Using labels to demonize philosophical opponents is a scurrilous, but effective trick because it halts debate and clouds issues behind an emotional smokescreen, so I am not going to assert that our progressive thinkers are one thing or another.  I would assert however that their ideas and ideals are more closely aligned with those of William Godwin than of John Locke, more clearly flowing from Jean Jaques Rousseau than from Edmund Burke, far more consistent with the thinking of Karl Marx than of Thomas Jefferson, and would garner greater enthusiasm from Gus Hall than from John Kennedy.  And in that is a message that is both critically important and generally ignored.

The silence is deafening and i can see “deer-in-the-headlights” stares aimed at me.  What?  “Who are those people?” you ask.   If you do not know and do not know what they all stood for then I would suggest you have no business taking part in the political discourse and debate because without knowing how we got to where we are you can have no idea where it is going.  It is like mathematically trying to draw a trend line based on a single data point.  If you want to know the truth about someone’s foundational beliefs and where they are likely to lead, then you must understand the foundations of those beliefs.  And if you will do that, and God knows the web can make it far easier for you than it was in the old days of actually having to have or go to a library and, gasp, READ something, then you may be somewhat unsettled by the information and find yourself needing to rethink things a bit.  In doing so you will start, finally, to become one of those “informed citizens” Jefferson said was essential to the success of democracy.  Perhaps you will read and understand the fear the founders had when Madison, and Jefferson, philosophical opponents in may ways, agreed that the greatest danger would come when the people realized that they could, directly or indirectly, write themselves a check from the public treasury.

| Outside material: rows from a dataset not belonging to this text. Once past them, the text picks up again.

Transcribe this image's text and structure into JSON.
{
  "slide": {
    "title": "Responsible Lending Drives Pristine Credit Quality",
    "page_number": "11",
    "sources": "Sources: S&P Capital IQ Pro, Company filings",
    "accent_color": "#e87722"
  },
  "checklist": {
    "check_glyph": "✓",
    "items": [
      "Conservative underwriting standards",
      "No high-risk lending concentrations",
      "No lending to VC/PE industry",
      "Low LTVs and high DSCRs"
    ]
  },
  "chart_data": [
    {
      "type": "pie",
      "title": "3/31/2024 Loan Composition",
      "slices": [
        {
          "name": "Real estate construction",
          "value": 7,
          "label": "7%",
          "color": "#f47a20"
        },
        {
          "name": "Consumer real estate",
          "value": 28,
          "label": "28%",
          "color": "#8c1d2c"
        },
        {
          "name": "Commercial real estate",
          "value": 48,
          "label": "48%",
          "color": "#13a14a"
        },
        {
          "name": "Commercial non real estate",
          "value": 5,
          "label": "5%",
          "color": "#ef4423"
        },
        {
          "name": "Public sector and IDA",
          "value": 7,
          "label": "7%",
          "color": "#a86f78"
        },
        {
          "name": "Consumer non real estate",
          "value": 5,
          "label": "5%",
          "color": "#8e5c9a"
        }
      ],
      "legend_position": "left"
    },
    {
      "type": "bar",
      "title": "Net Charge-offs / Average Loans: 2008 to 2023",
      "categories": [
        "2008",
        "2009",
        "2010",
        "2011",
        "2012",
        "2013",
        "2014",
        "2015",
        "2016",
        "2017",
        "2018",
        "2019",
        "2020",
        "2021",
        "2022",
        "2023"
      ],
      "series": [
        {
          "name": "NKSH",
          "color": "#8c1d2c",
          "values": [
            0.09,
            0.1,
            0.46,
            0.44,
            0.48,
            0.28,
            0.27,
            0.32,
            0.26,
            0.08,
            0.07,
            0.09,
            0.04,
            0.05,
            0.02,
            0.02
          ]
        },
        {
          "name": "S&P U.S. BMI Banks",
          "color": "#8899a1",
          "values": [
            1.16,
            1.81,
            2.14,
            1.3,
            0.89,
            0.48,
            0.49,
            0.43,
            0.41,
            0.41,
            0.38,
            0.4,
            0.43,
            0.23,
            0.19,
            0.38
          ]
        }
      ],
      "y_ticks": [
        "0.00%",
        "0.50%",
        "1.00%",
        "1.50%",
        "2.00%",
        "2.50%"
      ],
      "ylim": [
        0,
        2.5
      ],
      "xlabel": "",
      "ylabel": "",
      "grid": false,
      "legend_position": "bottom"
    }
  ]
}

We are there now.  The danger is bleak and at the gates.  The only question of value at this point is are you going to man the walls to fight it off or run down and open the gates?  Or does it matter?  Have we in fact, as some economists are saying, passed the tipping point from where recovery without tumult is no longer possible?   If so it will be because too many people sat on their hands and researched no more deeply than the talking points of their chosen party, steeped themselves in the profound philosophies of bumper stickers, and blindly followed those choir masters of the chosen choir.  If this culture and country craters around our ears then those blind followers are the people to blame.

Perhaps it will be too late for California’s education system to recover and it, along with the State’s economy, will need to collapse and wait to be rebuilt until the wreckage of its current policies is utterly inescapable to anyone willing to look.  Perhaps it will be the same for the State’s economy and, for that matter, the Country.  I hope not but I must confess I am no longer optimistic.